Review by Sam Waite
The question, we are told, is whether to be or not to be. With the works of Shakespeare, and modern interpretations of these texts held so sacred to so many, the question to be asked may differ. To produce, or not to produce? A company ought to ask themselves – put more bluntly, can they bring something new to the age-old tales by altering the time and place we are transported to? Or are they eager to explore new ideas and falling back on the classics to try them out?
Known for adding their own contemporary leanings to classic material, the Lazarus Theatre company have pulled together a diverse ensemble for their new production of Hamlet. The text is pure Shakespeare, with little if anything changed of the dialogue itself, though truncated to fit into a swift 95-or-so minutes. The story beats we know from countless productions and numerous adaptations are intact – if you’ve seen The Lion King, you have a grasp on the titular Prince of Denmark’s murderous uncle and visitation by his father’s spirit.
Where this version immediately differs is in the framing device of what appears to be a support group. The ensemble cast sit in a circle, handing a microphone around as each introduces themselves, their role, and a line from the text that evokes their character. Hamlet himself goes last, and the implication is that the cast proceed to play out a story as he tells it – however the framing device is confusing, and I was never certain what it was supposed to either be or represent. Likewise, The Voice, performed offstage by Micha Colombo, which at times is Hamlet’s mother but seems to also be the leader or tutor of the gathered circle. Without any real clarity, these new touches serve only to confuse and disengage viewers from an often very good performance.
The cast are largely strong, made up of young performers of differing backgrounds. Michael Hawkey makes an impressive professional debut in the title role, his lad-ishness slipping rapidly and believably into madness through the second half. Raw and unapologetically deranged, his strength of emotion helps those of us less familiar with Shakespeare’s work to keep up with the plot and emotional beats where we may lose track of the language. Also adept in slowly building an emotionally fractured state before our eyes is Lexine Lee’s Ophelia, who brings to the forefront a sense of genuine fear as Hamlet’s disposition worsens and a keenly felt sombreness to her eventual demise.

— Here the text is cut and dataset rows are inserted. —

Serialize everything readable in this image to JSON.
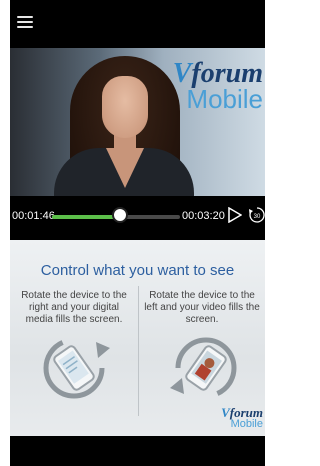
{
  "header": {
    "menu_icon": "hamburger-menu-icon"
  },
  "video": {
    "logo_brand": "forum",
    "logo_sub": "Mobile"
  },
  "player": {
    "elapsed": "00:01:46",
    "total": "00:03:20",
    "progress": 0.53,
    "play_icon": "play-icon",
    "replay_icon": "replay-30-icon",
    "replay_label": "30",
    "colors": {
      "progress": "#5cc04a",
      "track": "#4a4a4a"
    }
  },
  "instructions": {
    "title": "Control what you want to see",
    "left_text": "Rotate the device to the right and your digital media fills the screen.",
    "right_text": "Rotate the device to the left and your video fills the screen.",
    "logo_brand": "forum",
    "logo_sub": "Mobile",
    "colors": {
      "title": "#2d5fa0"
    }
  }
}
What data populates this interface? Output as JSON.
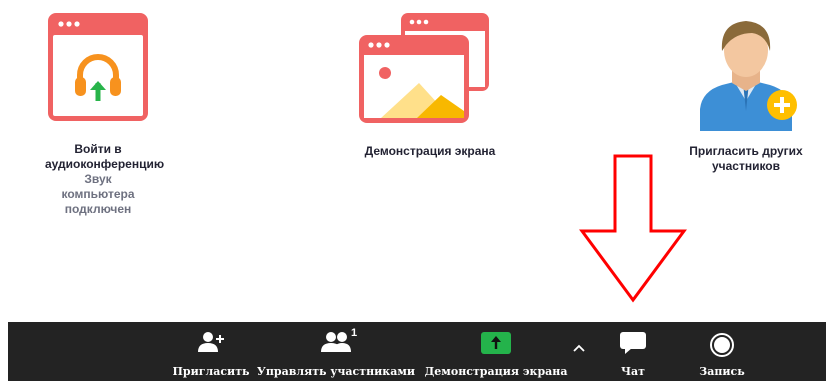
{
  "tiles": {
    "audio": {
      "title": "Войти в аудиоконференцию",
      "subtitle": "Звук компьютера подключен"
    },
    "share": {
      "title": "Демонстрация экрана"
    },
    "invite": {
      "title": "Пригласить других участников"
    }
  },
  "toolbar": {
    "invite_label": "Пригласить",
    "participants_label": "Управлять участниками",
    "participants_count": "1",
    "share_label": "Демонстрация экрана",
    "chat_label": "Чат",
    "record_label": "Запись"
  },
  "icons": {
    "audio": "headphones-icon",
    "share": "screen-share-icon",
    "invite": "avatar-add-icon",
    "tb_invite": "add-person-icon",
    "tb_participants": "participants-icon",
    "tb_share": "share-screen-icon",
    "tb_share_options": "chevron-up-icon",
    "tb_chat": "chat-bubble-icon",
    "tb_record": "record-icon",
    "annotation": "red-down-arrow-icon"
  },
  "colors": {
    "window_red": "#f06262",
    "toolbar_bg": "#232323",
    "share_green": "#24b34b",
    "headphone_orange": "#f7921e",
    "avatar_blue": "#3d8fd6",
    "badge_yellow": "#ffbf00"
  }
}
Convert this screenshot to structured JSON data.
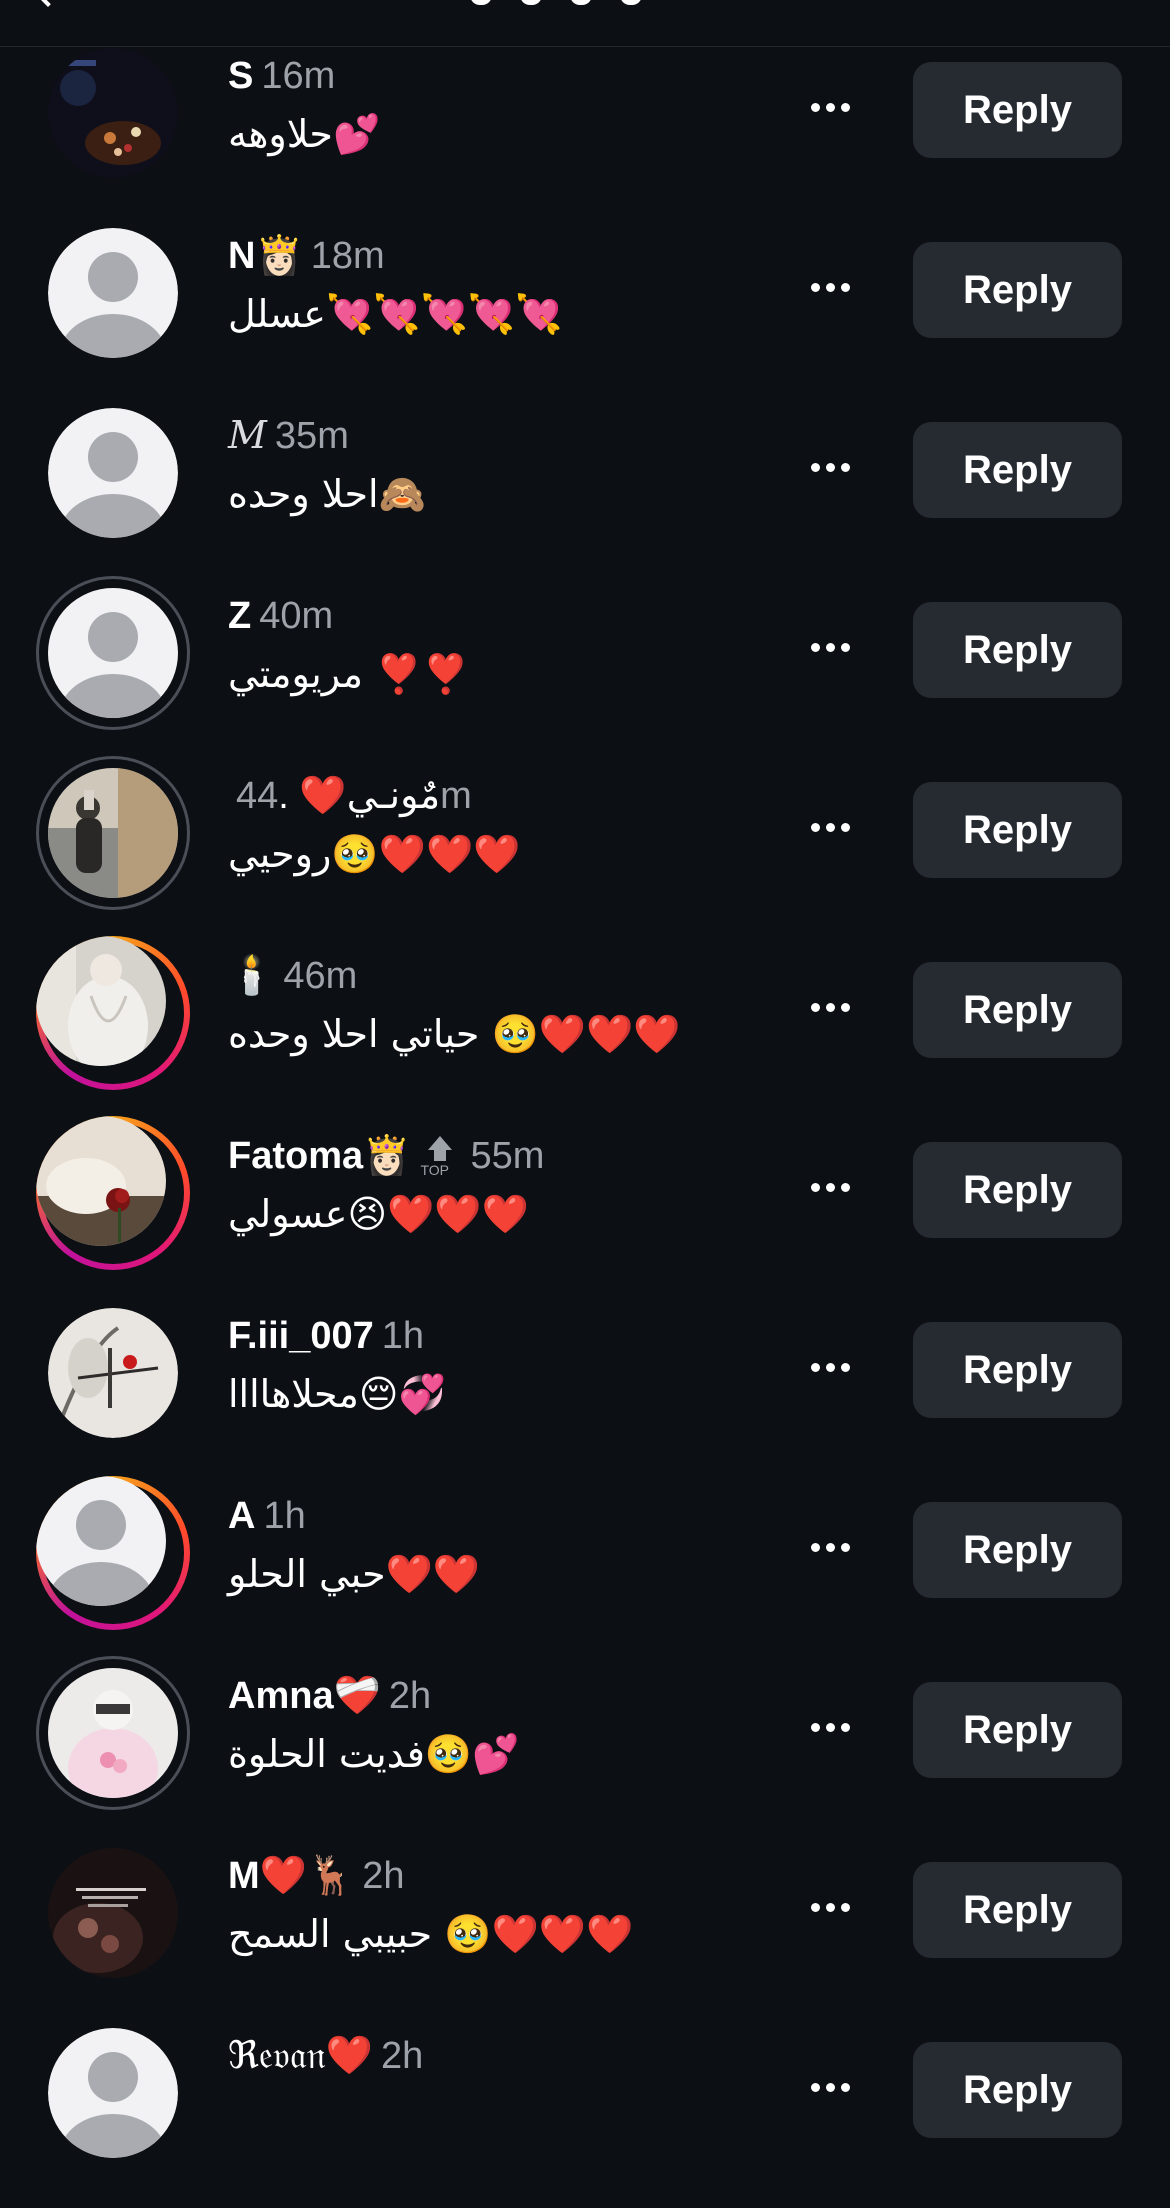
{
  "header": {
    "back_icon": "chevron-left-icon"
  },
  "actions": {
    "more_icon": "ellipsis-icon",
    "reply_label": "Reply"
  },
  "comments": [
    {
      "username": "S",
      "time": "16m",
      "text": "حلاوهه💕",
      "avatar": "photo-dark"
    },
    {
      "username": "N👸🏻",
      "time": "18m",
      "text": "عسلل💘💘💘💘💘",
      "avatar": "default"
    },
    {
      "username": "𝑀",
      "time": "35m",
      "text": "احلا وحده🙈",
      "avatar": "default"
    },
    {
      "username": "Z",
      "time": "40m",
      "text": "مريومتي ❣️❣️",
      "avatar": "default-ring"
    },
    {
      "username": "مٌونـي❤️ .",
      "time": "44m",
      "text": "روحيي🥹❤️❤️❤️",
      "avatar": "photo-mirror"
    },
    {
      "username": "🕯️",
      "time": "46m",
      "text": "حياتي احلا وحده 🥹❤️❤️❤️",
      "avatar": "photo-story-white"
    },
    {
      "username": "Fatoma👸🏻",
      "time": "55m",
      "text": "عسولي😣❤️❤️❤️",
      "avatar": "photo-story-rose",
      "top_badge": "TOP"
    },
    {
      "username": "F.iii_007",
      "time": "1h",
      "text": "محلاهاااا😔💞",
      "avatar": "photo-rose-sketch"
    },
    {
      "username": "A",
      "time": "1h",
      "text": "حبي الحلو❤️❤️",
      "avatar": "default-story"
    },
    {
      "username": "Amna❤️‍🩹",
      "time": "2h",
      "text": "فديت الحلوة🥹💕",
      "avatar": "photo-pink"
    },
    {
      "username": "M❤️🦌",
      "time": "2h",
      "text": "حبيبي السمح 🥹❤️❤️❤️",
      "avatar": "photo-dark-text"
    },
    {
      "username": "ℜ𝔢𝔳𝔞𝔫❤️",
      "time": "2h",
      "text": "",
      "avatar": "default"
    }
  ],
  "colors": {
    "background": "#0c0f14",
    "reply_button": "#262a31",
    "meta_text": "#9ea2a9",
    "default_avatar_bg": "#f2f2f4",
    "default_avatar_fg": "#a9abb0"
  }
}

The lighting design, by Stuart Glover, alternates between fully effective and frustratingly obtrusive. The use of darkness and shrouding performers in shadow is sometimes used to brilliant effect and evokes the night-time setting of certain scenes perfectly. Unfortunately, there are also moments where it becomes difficult to see the faces of actors where they are trying to convey emotion and, at least once, the blocking requires Hamlet to shine a torch in his own face to fully show his reaction – I couldn’t help but wonder if this was a directorial choice or born of necessity as his reaction is so central to the moment.
Likewise, the choices of director-adaptor Ricky Dukes vary from pitch-perfect and assured to confusing at times. His ensemble-based approach to Hamlet’s father appearing as a spectre is inspired and aided beautifully by Jovana Backovic’s sound design. Other choices prove less impactful, such as when actors find themselves across the stage from their scene partner, gesturing emphatically when emotion may be better presented by closer proximity and a stronger range of motion. At one point, a large fan is used to conjure a strong wind, but despite it elevating the scene by deepening the setting, it meant that the dialogue between actors became difficult to comprehend, and the shouting it encouraged dulled the subtler emotions.
A choice which failed to resonate with me was the placing of the famous “To be or not…” monologue back within the circle – the support group of sorts, which I struggled to comprehend, and which felt as if it was excluding those of us unaware of the meaning from these parts of the work. If I don’t know what’s going on, how can I be invested in these classic words?
It's a shame that this device pulled me out of the story when it was used, because outside of this there was a great deal that I found deeply satisfying. The dialogue between Hamlet and Horatio came across here as boyish banter and helped to immediately shift the piece into a modern setting while keeping the relationships and plot beats intact. Likewise, his would-be flirtations with Ophelia and the damage this eventually causes to both parties here sees initially to be almost a schoolboy crush, allowing the darkness of this plotline to trickle in and be all the more devastating in its sinister conclusion.
Strongly acted and bursting with new, exciting ideas, this new Hamlet has moments of utter brilliance which are unfortunately at odds with others which dull the sharpness a new setting brings to the work. Many of the ideas at play are good, but their execution varies too wildly to allow those that have been explored more fully to shine as fully as they ought to.
While this may end up being a divisive production – I observed responses ranging from howling laughter to exasperated sighs at certain modern touches – Shakespeare’s works were always for the common man to enjoy, and it’s refreshing to see an honest attempt to make these plays relevant and accessible for a wider range of patrons. While Hamlet himself may be a Prince, here he is just another youngster struggling in a world he doesn’t feel equipped to take on.